John Walsh said President Obama vowed to fund sex offender law.

March 4, 2010— -- He was in court for just minutes, but the mere sight of the convicted sex offender charged with raping and murdering 17-year-old Chelsea King set off a fresh round of outrage that reached as far as the White House.

John Albert Gardner III, 30, pleaded not guilty Wednesday, but the community obviously had a very different opinion.

In the hours before his court appearance in San Diego Wednesday, someone spray painted his mother's garage with the words, "Chelsea's blood is on you -- move out." And neighbors screamed at two men who tried to paint over it.

"You're protecting somebody who has killed an innocent girl," one yelled. "Get out of here."

John Walsh, host of "America's Most Wanted," said he met with President Obama Wednesday to discuss child protection laws and funding for the Adam Walsh Act, signed three years ago by President Bush.

The law promised to create a national registry of sex offenders and keep closer track of the most violent of them, but it did not come with the funds needed to carry it out.

"President Obama said yesterday, 'As the father of two girls, John, I will get the Adam Walsh law funded,'" Walsh told "Good Morning America" today.

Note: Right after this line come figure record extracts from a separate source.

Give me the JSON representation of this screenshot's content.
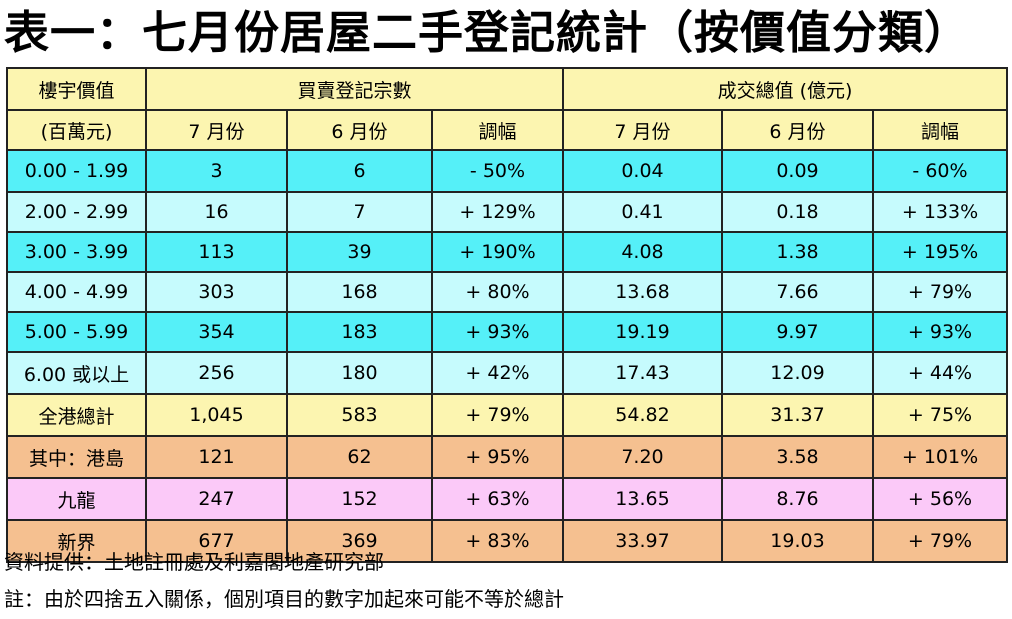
{
  "title": "表一：七月份居屋二手登記統計（按價值分類）",
  "table": {
    "header_row1": {
      "label": "樓宇價值",
      "group1": "買賣登記宗數",
      "group2": "成交總值 (億元)"
    },
    "header_row2": {
      "label": "(百萬元)",
      "cols": [
        "7 月份",
        "6 月份",
        "調幅",
        "7 月份",
        "6 月份",
        "調幅"
      ]
    },
    "rows": [
      {
        "label": "0.00 - 1.99",
        "cells": [
          "3",
          "6",
          "- 50%",
          "0.04",
          "0.09",
          "- 60%"
        ]
      },
      {
        "label": "2.00 - 2.99",
        "cells": [
          "16",
          "7",
          "+ 129%",
          "0.41",
          "0.18",
          "+ 133%"
        ]
      },
      {
        "label": "3.00 - 3.99",
        "cells": [
          "113",
          "39",
          "+ 190%",
          "4.08",
          "1.38",
          "+ 195%"
        ]
      },
      {
        "label": "4.00 - 4.99",
        "cells": [
          "303",
          "168",
          "+ 80%",
          "13.68",
          "7.66",
          "+ 79%"
        ]
      },
      {
        "label": "5.00 - 5.99",
        "cells": [
          "354",
          "183",
          "+ 93%",
          "19.19",
          "9.97",
          "+ 93%"
        ]
      },
      {
        "label": "6.00 或以上",
        "cells": [
          "256",
          "180",
          "+ 42%",
          "17.43",
          "12.09",
          "+ 44%"
        ]
      },
      {
        "label": "全港總計",
        "cells": [
          "1,045",
          "583",
          "+ 79%",
          "54.82",
          "31.37",
          "+ 75%"
        ]
      },
      {
        "label": "其中：港島",
        "cells": [
          "121",
          "62",
          "+ 95%",
          "7.20",
          "3.58",
          "+ 101%"
        ]
      },
      {
        "label": "九龍",
        "cells": [
          "247",
          "152",
          "+ 63%",
          "13.65",
          "8.76",
          "+ 56%"
        ]
      },
      {
        "label": "新界",
        "cells": [
          "677",
          "369",
          "+ 83%",
          "33.97",
          "19.03",
          "+ 79%"
        ]
      }
    ]
  },
  "source_note": "資料提供：土地註冊處及利嘉閣地產研究部",
  "footnote": "註：由於四捨五入關係，個別項目的數字加起來可能不等於總計",
  "colors": {
    "header": "#fcf5b0",
    "row_cyan": "#55f0f8",
    "row_light_cyan": "#c6fbfd",
    "row_total": "#fcf5b0",
    "row_hk_island": "#f5c090",
    "row_kowloon": "#fbc9f8",
    "row_nt": "#f5c090"
  }
}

Walsh, whose 6-year-old son for whom the law is named and who was kidnapped and murdered in 1981, knows firsthand the grief King's parents are experiencing.

"They're in the worst place a parent could be," he said. "They look in that courtroom and see a guy who should have never been out on the streets."

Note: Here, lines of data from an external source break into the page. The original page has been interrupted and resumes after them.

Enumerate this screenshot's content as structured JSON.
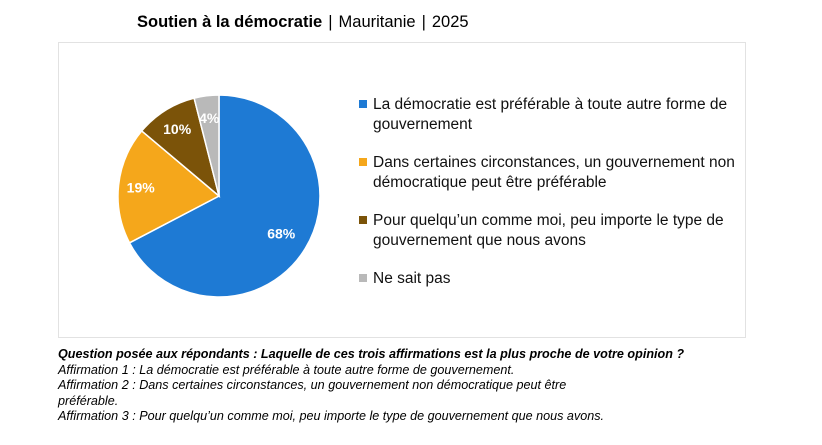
{
  "header": {
    "title": "Soutien à la démocratie",
    "separator": "|",
    "country": "Mauritanie",
    "year": "2025"
  },
  "chart_data": {
    "type": "pie",
    "title": "Soutien à la démocratie | Mauritanie | 2025",
    "slices": [
      {
        "label": "La démocratie est préférable à toute autre forme de gouvernement",
        "value": 68,
        "display": "68%",
        "color": "#1e7ad4"
      },
      {
        "label": "Dans certaines circonstances, un gouvernement non démocratique peut être préférable",
        "value": 19,
        "display": "19%",
        "color": "#f5a71b"
      },
      {
        "label": "Pour quelqu’un comme moi, peu importe le type de gouvernement que nous avons",
        "value": 10,
        "display": "10%",
        "color": "#7b5309"
      },
      {
        "label": "Ne sait pas",
        "value": 4,
        "display": "4%",
        "color": "#b9b9b9"
      }
    ],
    "legend_position": "right"
  },
  "footnote": {
    "question": "Question posée aux répondants : Laquelle de ces trois affirmations est la plus proche de votre opinion ?",
    "lines": [
      "Affirmation 1 : La démocratie est préférable à toute autre forme de gouvernement.",
      "Affirmation 2 : Dans certaines circonstances, un gouvernement non démocratique peut être",
      "préférable.",
      "Affirmation 3 : Pour quelqu’un comme moi, peu importe le type de gouvernement que nous avons."
    ]
  }
}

King, a well-liked honors student, vanished after heading out for a jog in a semi-rural San Diego County park. Her body was found less than a week later, buried in a shallow grave near the shore of Lake Hodges, about a half-mile from her car.

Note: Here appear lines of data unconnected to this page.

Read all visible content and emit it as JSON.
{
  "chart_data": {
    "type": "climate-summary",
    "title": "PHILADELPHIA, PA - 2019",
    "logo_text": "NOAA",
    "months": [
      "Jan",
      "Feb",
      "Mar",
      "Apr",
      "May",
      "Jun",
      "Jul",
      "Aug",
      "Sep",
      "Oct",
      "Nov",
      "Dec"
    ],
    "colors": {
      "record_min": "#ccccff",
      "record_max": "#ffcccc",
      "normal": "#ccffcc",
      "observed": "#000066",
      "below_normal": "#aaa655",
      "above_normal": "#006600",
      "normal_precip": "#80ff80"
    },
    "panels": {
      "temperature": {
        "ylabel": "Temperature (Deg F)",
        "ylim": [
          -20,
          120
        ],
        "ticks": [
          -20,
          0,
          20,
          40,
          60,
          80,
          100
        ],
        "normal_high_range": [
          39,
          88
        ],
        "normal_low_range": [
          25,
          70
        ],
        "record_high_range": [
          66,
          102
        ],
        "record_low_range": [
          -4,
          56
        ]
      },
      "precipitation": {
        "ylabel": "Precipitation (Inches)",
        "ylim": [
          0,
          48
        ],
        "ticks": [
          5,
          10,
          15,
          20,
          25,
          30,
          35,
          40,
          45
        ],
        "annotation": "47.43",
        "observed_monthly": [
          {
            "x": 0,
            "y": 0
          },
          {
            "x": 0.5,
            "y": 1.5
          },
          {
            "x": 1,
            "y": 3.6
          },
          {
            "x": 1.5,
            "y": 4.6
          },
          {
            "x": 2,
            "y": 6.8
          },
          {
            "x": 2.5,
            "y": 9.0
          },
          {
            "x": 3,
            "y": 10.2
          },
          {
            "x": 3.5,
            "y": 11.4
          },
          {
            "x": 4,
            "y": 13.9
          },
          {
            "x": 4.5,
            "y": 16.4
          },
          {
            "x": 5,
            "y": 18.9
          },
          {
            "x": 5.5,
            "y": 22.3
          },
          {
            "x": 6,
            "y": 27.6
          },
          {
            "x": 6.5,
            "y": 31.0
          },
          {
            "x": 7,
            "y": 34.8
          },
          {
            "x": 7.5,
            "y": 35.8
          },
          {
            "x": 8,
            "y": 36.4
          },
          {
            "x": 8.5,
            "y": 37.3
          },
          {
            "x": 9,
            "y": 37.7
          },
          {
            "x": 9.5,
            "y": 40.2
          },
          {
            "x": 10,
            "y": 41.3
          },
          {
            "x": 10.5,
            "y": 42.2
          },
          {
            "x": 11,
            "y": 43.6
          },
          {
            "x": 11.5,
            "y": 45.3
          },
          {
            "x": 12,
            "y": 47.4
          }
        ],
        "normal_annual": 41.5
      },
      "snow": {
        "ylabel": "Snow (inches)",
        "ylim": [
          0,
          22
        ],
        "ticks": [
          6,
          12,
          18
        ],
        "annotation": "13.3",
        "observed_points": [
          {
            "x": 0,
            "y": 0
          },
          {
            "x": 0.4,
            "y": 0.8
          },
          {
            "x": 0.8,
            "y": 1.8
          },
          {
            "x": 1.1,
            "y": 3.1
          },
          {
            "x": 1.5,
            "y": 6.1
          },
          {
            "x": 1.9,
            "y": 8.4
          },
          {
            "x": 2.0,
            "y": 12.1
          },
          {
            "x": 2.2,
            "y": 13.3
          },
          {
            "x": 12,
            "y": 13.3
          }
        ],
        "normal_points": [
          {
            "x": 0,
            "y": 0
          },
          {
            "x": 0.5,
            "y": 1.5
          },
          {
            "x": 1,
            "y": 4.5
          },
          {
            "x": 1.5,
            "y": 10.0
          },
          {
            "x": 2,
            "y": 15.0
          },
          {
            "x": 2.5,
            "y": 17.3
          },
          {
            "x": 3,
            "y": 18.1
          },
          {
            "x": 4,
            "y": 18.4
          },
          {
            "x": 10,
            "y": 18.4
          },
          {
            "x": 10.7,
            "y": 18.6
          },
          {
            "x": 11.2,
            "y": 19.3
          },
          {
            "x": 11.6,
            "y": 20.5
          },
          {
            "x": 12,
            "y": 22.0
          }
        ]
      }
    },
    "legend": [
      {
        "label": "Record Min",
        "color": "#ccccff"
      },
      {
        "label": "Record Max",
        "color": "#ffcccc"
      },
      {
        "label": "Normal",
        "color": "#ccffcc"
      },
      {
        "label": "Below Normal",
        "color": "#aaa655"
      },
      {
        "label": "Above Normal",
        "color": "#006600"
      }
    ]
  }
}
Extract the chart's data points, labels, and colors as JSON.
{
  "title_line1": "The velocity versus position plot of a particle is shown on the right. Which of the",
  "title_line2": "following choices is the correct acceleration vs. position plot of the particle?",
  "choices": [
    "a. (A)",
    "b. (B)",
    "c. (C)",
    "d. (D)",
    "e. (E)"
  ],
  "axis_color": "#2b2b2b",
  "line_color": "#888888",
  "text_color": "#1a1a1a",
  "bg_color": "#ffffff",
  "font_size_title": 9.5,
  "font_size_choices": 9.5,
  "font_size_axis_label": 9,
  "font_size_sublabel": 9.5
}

But the outrage grew with the arrest of Gardner, a known violent sex offender who has since been charged with the December assault and attempted rape of 22-year-old Candice Moncayo in the same park where King's body was found.

"I think everyone asks the same question," Walsh said. "Why was this animal out on the streets?"

Residents Angry John Albert Gardner Was Allowed Out

"The law should be once you offend, you're done, you're toast, you're in the slammer or you are executed," one angry woman said as she stood among protestors outside the courthouse.

Former San Diego County District Attorney Paul Pfingst was slightly more objective.

"I am of the view that people who do harm to teenage girls should go to Gitmo and stay there for the rest of their lives and be waterboarded," he said.

Authorities said Gardner may also be linked to the February 2009 disappearance of 14-year-old Amber DuBois, who vanished on her way to school, not far from where Gardner was living at the time.

"The girls are the exact similar build," Maurice DuBois said of his daughter and King. "Both white girls, both five-five, both 130 pounds."

Detectives across California are now looking into other unsolved cases involving young girls and considering whether there are any more possible links to Gardner.

Gardner pleaded guilty in 2000 to charges of committing lewd and lascivious acts on 13-year-old girl in his parents' home. He served five years of a six-year sentence and was on parole until 2008.

In court Wednesday, Gardner was flanked by two court officers. His head was shaved and his hands were manacled around the waist of his blue prison jumpsuit.

Keeping his eyes down, Gardner, 30, only answered "yes" to the judge's question about whether he understood the charges.

No bail was set, and the prosecutor did not mention any of the details of the alleged crime. Gardner was assigned a public defender for the arraignment, but that lawyer may not represent him at trial.

Prosecutors said the severity of the accusations, including a "special allegation" that a murder was committed during a rape, could carry the death penalty. The decision to seek capital punishment, however, is weeks away.

"The special allegation does make the defendant eligible for the death penalty," Deputy District Attorney Kristen Spieler said at a press conference following the arraignment. "That decision is made by the DA, typically after the preliminary hearing and before a trial."

If the district attorney does not seek the death penalty, the charges carry a penalty of 25 years to life.

Psychiatrist Said Gardner Posed 'Continued Danger to Underage Girls'

Gardner's previous record as a convicted sex offender, prosecutors said, would be presented at trial.

Dr. Matthew Carroll, a court psychiatrist, who evaluated Gardner before his release from prison on the 2000 conviction, had pushed for the maximum sentence, as many as 30 years, and said Gardner "would be a continued danger to underage girls in the community."

Dr. Alex Kalish, a colleague, said Carroll was angry that his recommendations were ignored a decade ago.

"Dr. Carroll told the court that [Gardner] showed no insight and expressed no responsibility and that he is a danger. You can't make a stronger statement than that," said Kalish. "The guy is violent and a predator who shows no remorse.

"There was no effort to consider his report. Apparently the DA did what was expedient to get a conviction. It is frustrating that no one considered the psychiatric input. Why ask for it, if you don't consider it," Kalish said.